Crystal sconces brightened the peach-colored dressing room with a flattering light. Casey slipped off her street clothes and let the suit cover her pale figure.
There was a large-size pair of high heels kept in the room to try on with the clothes. Her hat off, but her sunglasses still on, Casey saw an impenetrable young woman in her mirror reflection, utterly shockproof. She crossed her silver-cuffed arms with her hands fisted tightly against her chest to make an X, taking her Wonder Woman stance. This used to make Tina crack up, but Casey didn’t feel like smiling now.
The other pieces fit perfectly. Normally, she made a discard pile when she tried things on, but this time there was nothing on the dressing room floor. Each piece of clothing felt essential to her new life, whatever it would be. The least expensive of all was the shirt, and that was three hundred dollars.
With exquisite care, Casey hung each piece on its hanger, taking the most time with the brown suit, and she tallied the figures in her head. Not including tax: four thousand dollars. Among retail salespeople, of which Casey was a member in good standing, it was a point of honor never to pay retail—that was for the customers. The salesgirls at Sabine’s termed those kinds of customers “Wilmas,” short for willing mamas. You were supposed to look down on Wilma. You gave her your best advice, took her commissions, yet you hoped if you were ever in her situation, you would not be so foolish. But there wasn’t a girl working the floor who didn’t want to have Wilma’s choices.
Casey sat on the plush tufted ottoman. She couldn’t imagine starting her new life without these beautiful clothes—they were made for her. In the past, she had put items on hold, never to claim them. As she’d exit the shop, she’d think of who she was—the daughter of people who cleaned clothes for a living. She had no business at Bayard’s. Maud rapped on the door quietly. Casey put on her hat.

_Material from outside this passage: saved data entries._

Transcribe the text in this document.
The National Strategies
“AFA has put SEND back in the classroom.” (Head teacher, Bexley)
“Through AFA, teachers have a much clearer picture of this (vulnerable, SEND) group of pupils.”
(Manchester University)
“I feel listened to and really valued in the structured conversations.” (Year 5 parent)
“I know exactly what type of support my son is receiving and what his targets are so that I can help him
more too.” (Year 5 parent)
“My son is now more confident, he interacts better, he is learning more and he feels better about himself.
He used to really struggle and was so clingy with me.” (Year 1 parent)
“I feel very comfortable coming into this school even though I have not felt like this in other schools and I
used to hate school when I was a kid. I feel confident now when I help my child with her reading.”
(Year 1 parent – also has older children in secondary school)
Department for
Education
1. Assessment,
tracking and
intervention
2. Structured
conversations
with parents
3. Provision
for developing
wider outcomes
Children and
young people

“Would you hold these things for me?” she asked.
Maud kept her expression blank, knowing what was up. “Your name and number?” she asked with a courteous smile.

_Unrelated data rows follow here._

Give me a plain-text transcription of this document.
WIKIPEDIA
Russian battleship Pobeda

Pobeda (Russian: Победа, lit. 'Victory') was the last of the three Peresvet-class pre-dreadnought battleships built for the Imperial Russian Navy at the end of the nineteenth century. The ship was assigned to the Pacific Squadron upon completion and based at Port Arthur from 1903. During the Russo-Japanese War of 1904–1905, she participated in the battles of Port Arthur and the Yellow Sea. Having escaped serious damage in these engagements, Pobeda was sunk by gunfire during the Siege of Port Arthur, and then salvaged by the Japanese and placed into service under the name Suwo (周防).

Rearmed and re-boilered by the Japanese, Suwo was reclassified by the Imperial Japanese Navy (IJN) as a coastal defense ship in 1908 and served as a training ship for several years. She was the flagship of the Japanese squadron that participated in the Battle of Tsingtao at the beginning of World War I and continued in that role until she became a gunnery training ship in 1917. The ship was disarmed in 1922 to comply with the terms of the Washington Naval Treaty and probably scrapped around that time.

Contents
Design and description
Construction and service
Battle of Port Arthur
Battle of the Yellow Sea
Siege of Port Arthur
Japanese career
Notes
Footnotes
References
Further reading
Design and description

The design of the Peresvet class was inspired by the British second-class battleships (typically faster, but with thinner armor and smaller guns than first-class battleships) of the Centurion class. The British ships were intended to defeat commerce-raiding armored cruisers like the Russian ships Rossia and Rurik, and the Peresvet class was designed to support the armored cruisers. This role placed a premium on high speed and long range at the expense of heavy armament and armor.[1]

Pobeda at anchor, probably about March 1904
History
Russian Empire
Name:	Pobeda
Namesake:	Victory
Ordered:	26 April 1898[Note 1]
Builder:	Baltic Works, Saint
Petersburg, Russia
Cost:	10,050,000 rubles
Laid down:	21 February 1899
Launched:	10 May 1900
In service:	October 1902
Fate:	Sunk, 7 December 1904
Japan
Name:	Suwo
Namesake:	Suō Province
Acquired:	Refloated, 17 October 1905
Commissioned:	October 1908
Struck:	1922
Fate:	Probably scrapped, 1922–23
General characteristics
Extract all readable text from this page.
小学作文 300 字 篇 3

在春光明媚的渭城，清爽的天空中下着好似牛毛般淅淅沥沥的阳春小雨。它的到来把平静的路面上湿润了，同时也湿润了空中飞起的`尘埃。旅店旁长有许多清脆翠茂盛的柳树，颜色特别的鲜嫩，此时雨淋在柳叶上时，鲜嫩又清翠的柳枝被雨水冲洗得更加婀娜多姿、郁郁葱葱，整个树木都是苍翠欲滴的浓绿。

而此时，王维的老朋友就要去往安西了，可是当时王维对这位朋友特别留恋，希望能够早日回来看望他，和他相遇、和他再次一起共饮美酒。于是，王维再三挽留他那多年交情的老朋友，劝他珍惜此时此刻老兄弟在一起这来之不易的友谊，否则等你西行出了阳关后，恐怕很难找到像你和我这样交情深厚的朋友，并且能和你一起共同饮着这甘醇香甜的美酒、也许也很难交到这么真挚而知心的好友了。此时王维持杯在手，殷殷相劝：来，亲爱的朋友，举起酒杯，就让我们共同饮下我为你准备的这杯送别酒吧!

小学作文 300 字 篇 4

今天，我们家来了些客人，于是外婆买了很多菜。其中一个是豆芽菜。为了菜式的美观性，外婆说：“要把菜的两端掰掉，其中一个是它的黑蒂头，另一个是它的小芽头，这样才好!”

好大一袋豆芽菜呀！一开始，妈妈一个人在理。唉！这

Casey gave her name, then sputtered, “The Carlyle. . . Hotel.” She was looking through her handbag for the hotel room key—thinking there might be a phone number on the key folder—when she felt the tap on her shoulder. It was Ella Shim.

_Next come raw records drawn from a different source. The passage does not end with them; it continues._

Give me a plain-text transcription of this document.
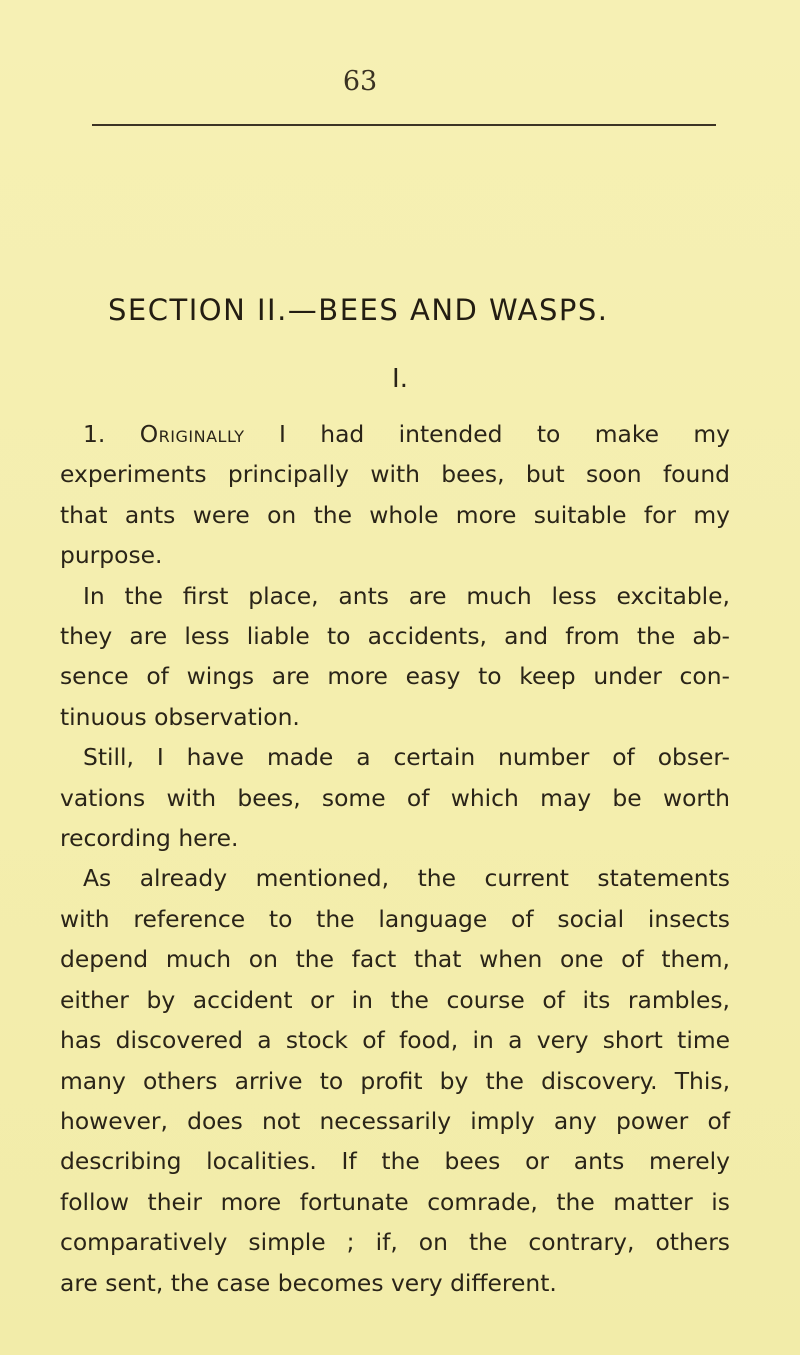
63
SECTION II.—BEES AND WASPS.
I.
1. Originally I had intended to make my
experiments principally with bees, but soon found
that ants were on the whole more suitable for my
purpose.
In the first place, ants are much less excitable,
they are less liable to accidents, and from the ab-
sence of wings are more easy to keep under con-
tinuous observation.
Still, I have made a certain number of obser-
vations with bees, some of which may be worth
recording here.
As already mentioned, the current statements
with reference to the language of social insects
depend much on the fact that when one of them,
either by accident or in the course of its rambles,
has discovered a stock of food, in a very short time
many others arrive to profit by the discovery. This,
however, does not necessarily imply any power of
describing localities. If the bees or ants merely
follow their more fortunate comrade, the matter is
comparatively simple ; if, on the contrary, others
are sent, the case becomes very different.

Ella was a girl she knew from her parents’ church. She and Casey were born almost a year apart, but they were in the same grade. Ella’s father, Dr. Shim, was an ophthalmologist at Manhattan Eye, Ear & Throat and a founding member of Casey’s parents’ church in Woodside. Once a month, Dr. Shim and Joseph Han, both elders, and Leah, a deaconess, served on the hospitality committee and visited bedridden and ailing congregants. Ella and her widowed father lived in a grand Tudor house on Dartmouth Avenue in Forest Hills. They played tennis Saturday mornings at the Westside Tennis Club, where he was its first Korean member. Ella had gone to Brearley with Virginia Craft, who thought Ella’s dullness was proportional to her exceeding beauty. Casey disliked Ella for no good reason and resented how she was always popping up. Ella had a bone white complexion, small, unpierced ears, Asian eyes with the desired double fold, dark curving eyelashes, and a deep pink mouth. She had a charming left dimple and the innocence of an infant. Years ago, during Sunday school classes, Casey used to stare at Ella’s long, tapered fingers. Ella’s hair was jet colored, and she was often compared with the Chinese actress Gong Li.
The women at church pitied Ella since her mother died in childbirth, and they admired Dr. Shim, who never remarried after his wife’s death—to them, he was a romantic ideal. At church, the mothers of sons rubbed their hands in anticipation of Ella’s graduation from Wellesley—hoping that the pretty, reserved doctor’s daughter might one day be theirs. But the sons did not feel comfortable around the silent beauty; in fact, few people sought her out. Hers was a beauty that alienated—she was not cold exactly, but she did not offer warmth or ease. She possessed a kind of eerie solitude.
“Hey,” Casey said.
“Shopping?” Ella said, her voice breaking. Casey’s face looked worse than it had from a distance.
“Seems that way.”
“That’s pretty.” Ella pointed to the suit on top of Casey’s hold pile.
“Yeah,” Casey replied. She drew a quick breath. If it were a bar, she would have lit a cigarette. “What are you doing here?” she asked curtly.
“I. . .” Ella hesitated. How was she supposed to talk to Casey, the girl she’d most wanted to befriend at church? “I. . . just ordered my wedding dress.” She cast her eyes down, not knowing what Casey’s reaction would be. Her fiancé, Ted, had convinced her that they should get married after her graduation, and she’d been swept up in his enthusiasm for their future. He was very convincing, and Ella loved him. She had never loved anyone else. Her father wasn’t against it but appeared annoyed—a look flickered across his eyes—whenever Ted expressed his ambition and well-laid plans. Ted had already written up a draft of their announcement to submit to The New York Times and to his alumni magazines at Exeter and Harvard.